La rupture est totale entre la population et
ses dirigeants de tous bords. Les élites sont
attaquées et l’on ne voit pas comment peuvent être engagées de véritables
réformes. Il est prématuré de mesurer les conséquences de ces troubles dans le
pays. Les
forces de sécurité ont entamé une contre-attaque qui a causé des morts car ils
savent qu’ils seront les premières victimes en cas de chute du régime.
Dans
l’attente d’un véritable leader de l’opposition, la technique consiste à se
montrer discret lorsque le régime semble vaciller.

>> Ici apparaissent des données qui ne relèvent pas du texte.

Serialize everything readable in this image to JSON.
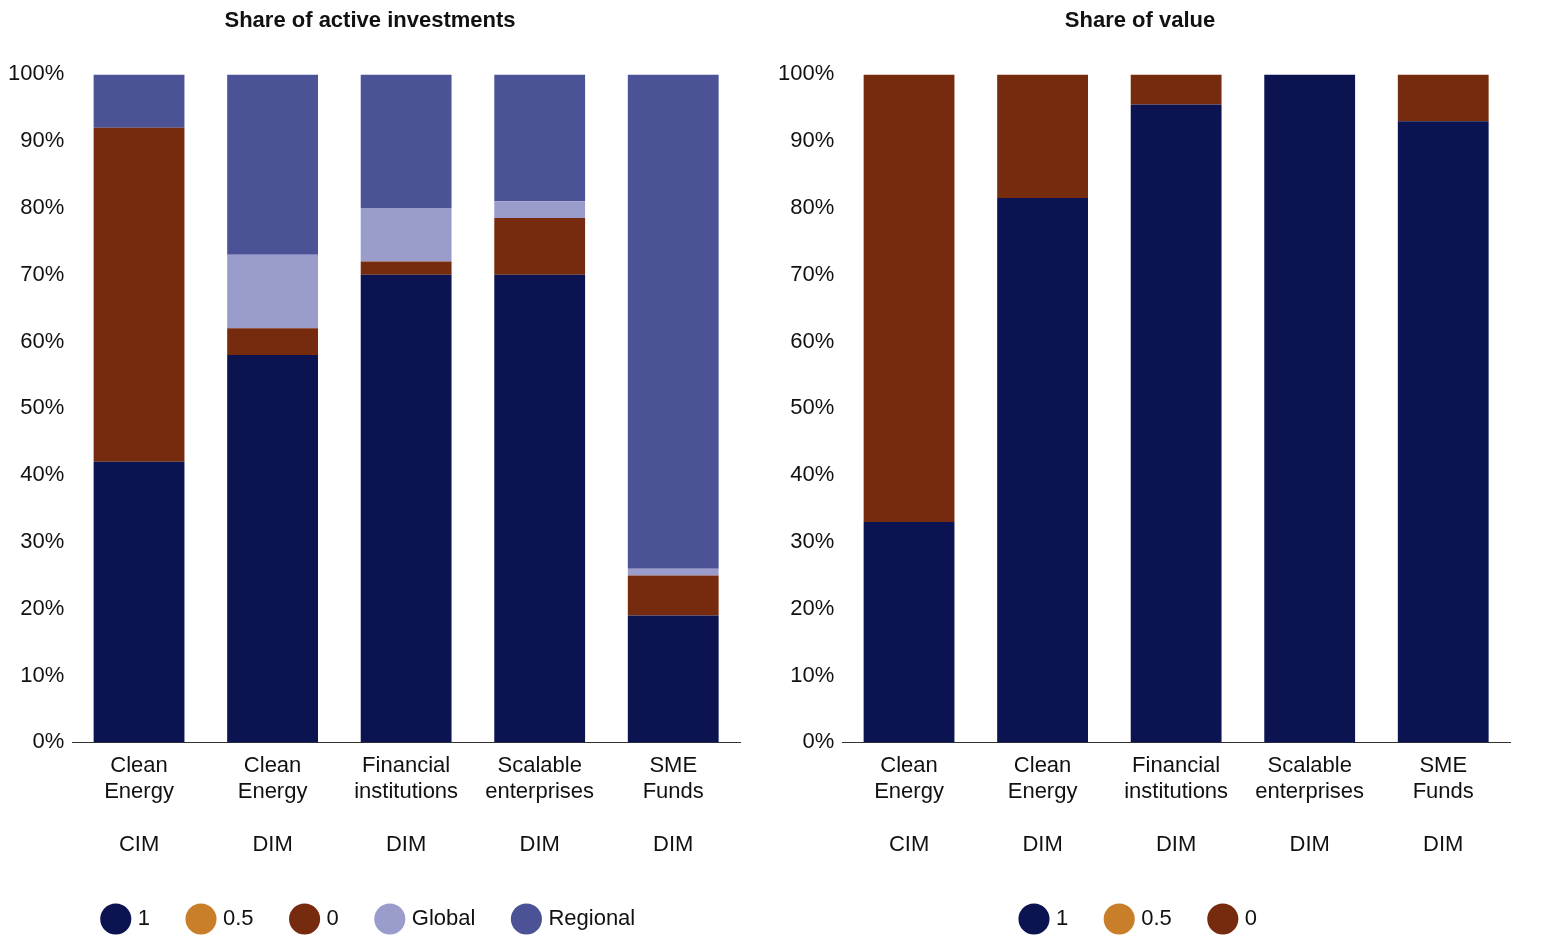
{
  "chart_data": [
    {
      "type": "bar",
      "title": "Share of active investments",
      "stacked": true,
      "categories": [
        "Clean Energy\nCIM",
        "Clean Energy\nDIM",
        "Financial institutions\nDIM",
        "Scalable enterprises\nDIM",
        "SME Funds\nDIM"
      ],
      "series": [
        {
          "name": "1",
          "color": "#0b1450",
          "values": [
            42,
            58,
            70,
            70,
            19
          ]
        },
        {
          "name": "0.5",
          "color": "#c97f2a",
          "values": [
            0,
            0,
            0,
            0,
            0
          ]
        },
        {
          "name": "0",
          "color": "#772b0e",
          "values": [
            50,
            4,
            2,
            8.5,
            6
          ]
        },
        {
          "name": "Global",
          "color": "#9a9dcc",
          "values": [
            0,
            11,
            8,
            2.5,
            1
          ]
        },
        {
          "name": "Regional",
          "color": "#4b5396",
          "values": [
            8,
            27,
            20,
            19,
            74
          ]
        }
      ],
      "ylim": [
        0,
        100
      ],
      "yticks": [
        {
          "value": 0,
          "label": "0%"
        },
        {
          "value": 10,
          "label": "10%"
        },
        {
          "value": 20,
          "label": "20%"
        },
        {
          "value": 30,
          "label": "30%"
        },
        {
          "value": 40,
          "label": "40%"
        },
        {
          "value": 50,
          "label": "50%"
        },
        {
          "value": 60,
          "label": "60%"
        },
        {
          "value": 70,
          "label": "70%"
        },
        {
          "value": 80,
          "label": "80%"
        },
        {
          "value": 90,
          "label": "90%"
        },
        {
          "value": 100,
          "label": "100%"
        }
      ],
      "grid": false,
      "legend": "bottom"
    },
    {
      "type": "bar",
      "title": "Share of value",
      "stacked": true,
      "categories": [
        "Clean Energy\nCIM",
        "Clean Energy\nDIM",
        "Financial institutions\nDIM",
        "Scalable enterprises\nDIM",
        "SME Funds\nDIM"
      ],
      "series": [
        {
          "name": "1",
          "color": "#0b1450",
          "values": [
            33,
            81.5,
            95.5,
            100,
            93
          ]
        },
        {
          "name": "0.5",
          "color": "#c97f2a",
          "values": [
            0,
            0,
            0,
            0,
            0
          ]
        },
        {
          "name": "0",
          "color": "#772b0e",
          "values": [
            67,
            18.5,
            4.5,
            0,
            7
          ]
        }
      ],
      "ylim": [
        0,
        100
      ],
      "yticks": [
        {
          "value": 0,
          "label": "0%"
        },
        {
          "value": 10,
          "label": "10%"
        },
        {
          "value": 20,
          "label": "20%"
        },
        {
          "value": 30,
          "label": "30%"
        },
        {
          "value": 40,
          "label": "40%"
        },
        {
          "value": 50,
          "label": "50%"
        },
        {
          "value": 60,
          "label": "60%"
        },
        {
          "value": 70,
          "label": "70%"
        },
        {
          "value": 80,
          "label": "80%"
        },
        {
          "value": 90,
          "label": "90%"
        },
        {
          "value": 100,
          "label": "100%"
        }
      ],
      "grid": false,
      "legend": "bottom"
    }
  ]
}
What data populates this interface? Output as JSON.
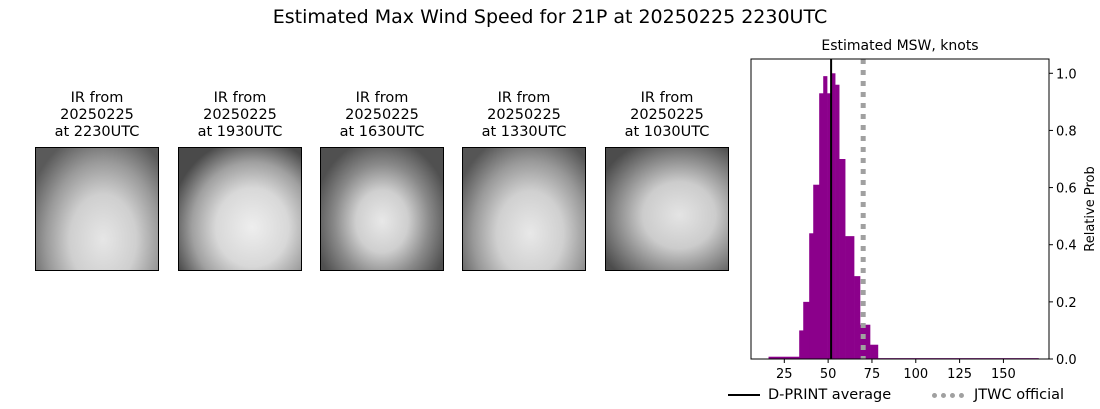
{
  "title": "Estimated Max Wind Speed for 21P at 20250225 2230UTC",
  "panels": [
    {
      "line1": "IR from",
      "line2": "20250225",
      "line3": "at 2230UTC"
    },
    {
      "line1": "IR from",
      "line2": "20250225",
      "line3": "at 1930UTC"
    },
    {
      "line1": "IR from",
      "line2": "20250225",
      "line3": "at 1630UTC"
    },
    {
      "line1": "IR from",
      "line2": "20250225",
      "line3": "at 1330UTC"
    },
    {
      "line1": "IR from",
      "line2": "20250225",
      "line3": "at 1030UTC"
    }
  ],
  "chart_data": {
    "type": "bar",
    "title": "Estimated MSW, knots",
    "xlabel": "",
    "ylabel": "Relative Prob",
    "xlim": [
      6,
      176
    ],
    "ylim": [
      0,
      1.05
    ],
    "xticks": [
      25,
      50,
      75,
      100,
      125,
      150
    ],
    "yticks": [
      "0.0",
      "0.2",
      "0.4",
      "0.6",
      "0.8",
      "1.0"
    ],
    "yaxis_side": "right",
    "grid": false,
    "bar_color": "#8b008b",
    "bins": [
      {
        "left": 16,
        "right": 33.5,
        "value": 0.008
      },
      {
        "left": 33.5,
        "right": 35.8,
        "value": 0.1
      },
      {
        "left": 35.8,
        "right": 39.2,
        "value": 0.2
      },
      {
        "left": 39.2,
        "right": 41.5,
        "value": 0.44
      },
      {
        "left": 41.5,
        "right": 44.9,
        "value": 0.61
      },
      {
        "left": 44.9,
        "right": 47.2,
        "value": 0.93
      },
      {
        "left": 47.2,
        "right": 49.4,
        "value": 0.99
      },
      {
        "left": 49.4,
        "right": 51.7,
        "value": 0.93
      },
      {
        "left": 51.7,
        "right": 54.0,
        "value": 1.0
      },
      {
        "left": 54.0,
        "right": 56.3,
        "value": 0.96
      },
      {
        "left": 56.3,
        "right": 59.7,
        "value": 0.7
      },
      {
        "left": 59.7,
        "right": 64.8,
        "value": 0.43
      },
      {
        "left": 64.8,
        "right": 68.2,
        "value": 0.29
      },
      {
        "left": 68.2,
        "right": 73.9,
        "value": 0.12
      },
      {
        "left": 73.9,
        "right": 78.4,
        "value": 0.05
      },
      {
        "left": 78.4,
        "right": 170,
        "value": 0.003
      }
    ],
    "dprint_average": 51.7,
    "jtwc_official": 70,
    "legend": {
      "placement": "bottom",
      "dprint_label": "D-PRINT average",
      "jtwc_label": "JTWC official",
      "dprint_color": "#000000",
      "jtwc_color": "#a0a0a0"
    }
  }
}
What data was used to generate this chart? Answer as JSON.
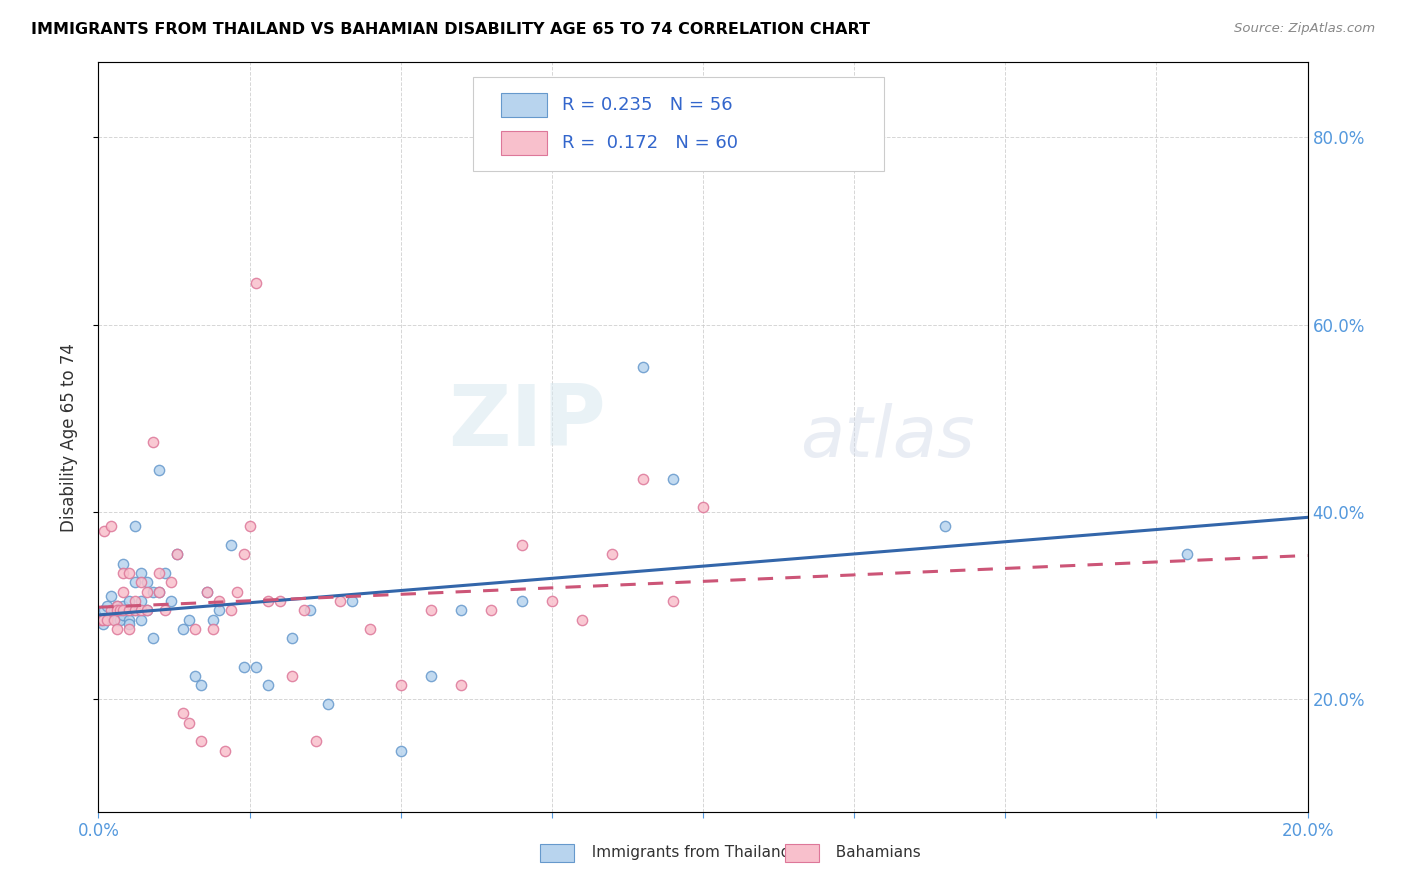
{
  "title": "IMMIGRANTS FROM THAILAND VS BAHAMIAN DISABILITY AGE 65 TO 74 CORRELATION CHART",
  "source": "Source: ZipAtlas.com",
  "ylabel": "Disability Age 65 to 74",
  "xmin": 0.0,
  "xmax": 0.2,
  "ymin": 0.08,
  "ymax": 0.88,
  "yticks": [
    0.2,
    0.4,
    0.6,
    0.8
  ],
  "xticks_count": 9,
  "series1_label": "Immigrants from Thailand",
  "series1_R": 0.235,
  "series1_N": 56,
  "series1_face_color": "#b8d4ee",
  "series1_edge_color": "#6699cc",
  "series1_line_color": "#3366aa",
  "series2_label": "Bahamians",
  "series2_R": 0.172,
  "series2_N": 60,
  "series2_face_color": "#f8c0cc",
  "series2_edge_color": "#dd7799",
  "series2_line_color": "#cc5577",
  "watermark_zip": "ZIP",
  "watermark_atlas": "atlas",
  "background_color": "#ffffff",
  "grid_color": "#cccccc",
  "axis_label_color": "#5599dd",
  "title_color": "#000000",
  "legend_text_color": "#3366cc",
  "series1_x": [
    0.0008,
    0.001,
    0.0015,
    0.002,
    0.002,
    0.0025,
    0.003,
    0.003,
    0.003,
    0.0035,
    0.004,
    0.004,
    0.004,
    0.004,
    0.005,
    0.005,
    0.005,
    0.005,
    0.006,
    0.006,
    0.006,
    0.007,
    0.007,
    0.007,
    0.008,
    0.008,
    0.009,
    0.009,
    0.01,
    0.01,
    0.011,
    0.012,
    0.013,
    0.014,
    0.015,
    0.016,
    0.017,
    0.018,
    0.019,
    0.02,
    0.022,
    0.024,
    0.026,
    0.028,
    0.032,
    0.035,
    0.038,
    0.042,
    0.05,
    0.055,
    0.06,
    0.07,
    0.09,
    0.095,
    0.14,
    0.18
  ],
  "series1_y": [
    0.28,
    0.295,
    0.3,
    0.29,
    0.31,
    0.295,
    0.3,
    0.285,
    0.295,
    0.285,
    0.3,
    0.295,
    0.345,
    0.29,
    0.305,
    0.295,
    0.285,
    0.28,
    0.325,
    0.385,
    0.295,
    0.285,
    0.305,
    0.335,
    0.295,
    0.325,
    0.315,
    0.265,
    0.445,
    0.315,
    0.335,
    0.305,
    0.355,
    0.275,
    0.285,
    0.225,
    0.215,
    0.315,
    0.285,
    0.295,
    0.365,
    0.235,
    0.235,
    0.215,
    0.265,
    0.295,
    0.195,
    0.305,
    0.145,
    0.225,
    0.295,
    0.305,
    0.555,
    0.435,
    0.385,
    0.355
  ],
  "series2_x": [
    0.0005,
    0.0008,
    0.001,
    0.0015,
    0.002,
    0.002,
    0.0025,
    0.003,
    0.003,
    0.003,
    0.0035,
    0.004,
    0.004,
    0.004,
    0.005,
    0.005,
    0.005,
    0.006,
    0.006,
    0.007,
    0.007,
    0.008,
    0.008,
    0.009,
    0.01,
    0.01,
    0.011,
    0.012,
    0.013,
    0.014,
    0.015,
    0.016,
    0.017,
    0.018,
    0.019,
    0.02,
    0.021,
    0.022,
    0.023,
    0.024,
    0.025,
    0.026,
    0.028,
    0.03,
    0.032,
    0.034,
    0.036,
    0.04,
    0.045,
    0.05,
    0.055,
    0.06,
    0.065,
    0.07,
    0.075,
    0.08,
    0.085,
    0.09,
    0.095,
    0.1
  ],
  "series2_y": [
    0.285,
    0.285,
    0.38,
    0.285,
    0.295,
    0.385,
    0.285,
    0.3,
    0.295,
    0.275,
    0.295,
    0.315,
    0.295,
    0.335,
    0.295,
    0.335,
    0.275,
    0.295,
    0.305,
    0.295,
    0.325,
    0.295,
    0.315,
    0.475,
    0.315,
    0.335,
    0.295,
    0.325,
    0.355,
    0.185,
    0.175,
    0.275,
    0.155,
    0.315,
    0.275,
    0.305,
    0.145,
    0.295,
    0.315,
    0.355,
    0.385,
    0.645,
    0.305,
    0.305,
    0.225,
    0.295,
    0.155,
    0.305,
    0.275,
    0.215,
    0.295,
    0.215,
    0.295,
    0.365,
    0.305,
    0.285,
    0.355,
    0.435,
    0.305,
    0.405
  ]
}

Il ne faut pas l’aider à se distraire de ses problèmes. Sans intervention
extérieure, la population n’a pas d’autre choix que de se concentrer sur le régime qu'Israël et les États-Unis ont peut-être aidé à s’en sortir en intervenant; ils ont torpillé le mouvement de libération de l’Iran. Ces deux pays donnent
l’impression qu’ils s’adressent plus à leur public national qu’au public
iranien.
L’avenir
est incertain car les manifestants de 2017 sont complétement
différents de ceux de la révolution verte de 2009. Ceux d’aujourd’hui sont
largement non hiérarchisés, mécontents et apolitiques. Leurs demandes sont
radicales et contradictoires et pas canalisées par un chef incontestable. Soit les
manifestants arrivent à balayer tout sur leur passage comme un tsunami, soit,
comme en 2009, ils rentrent dans le rang et choisissent de se faire oublier
jusqu’à l’arrivée d’un Messie politique.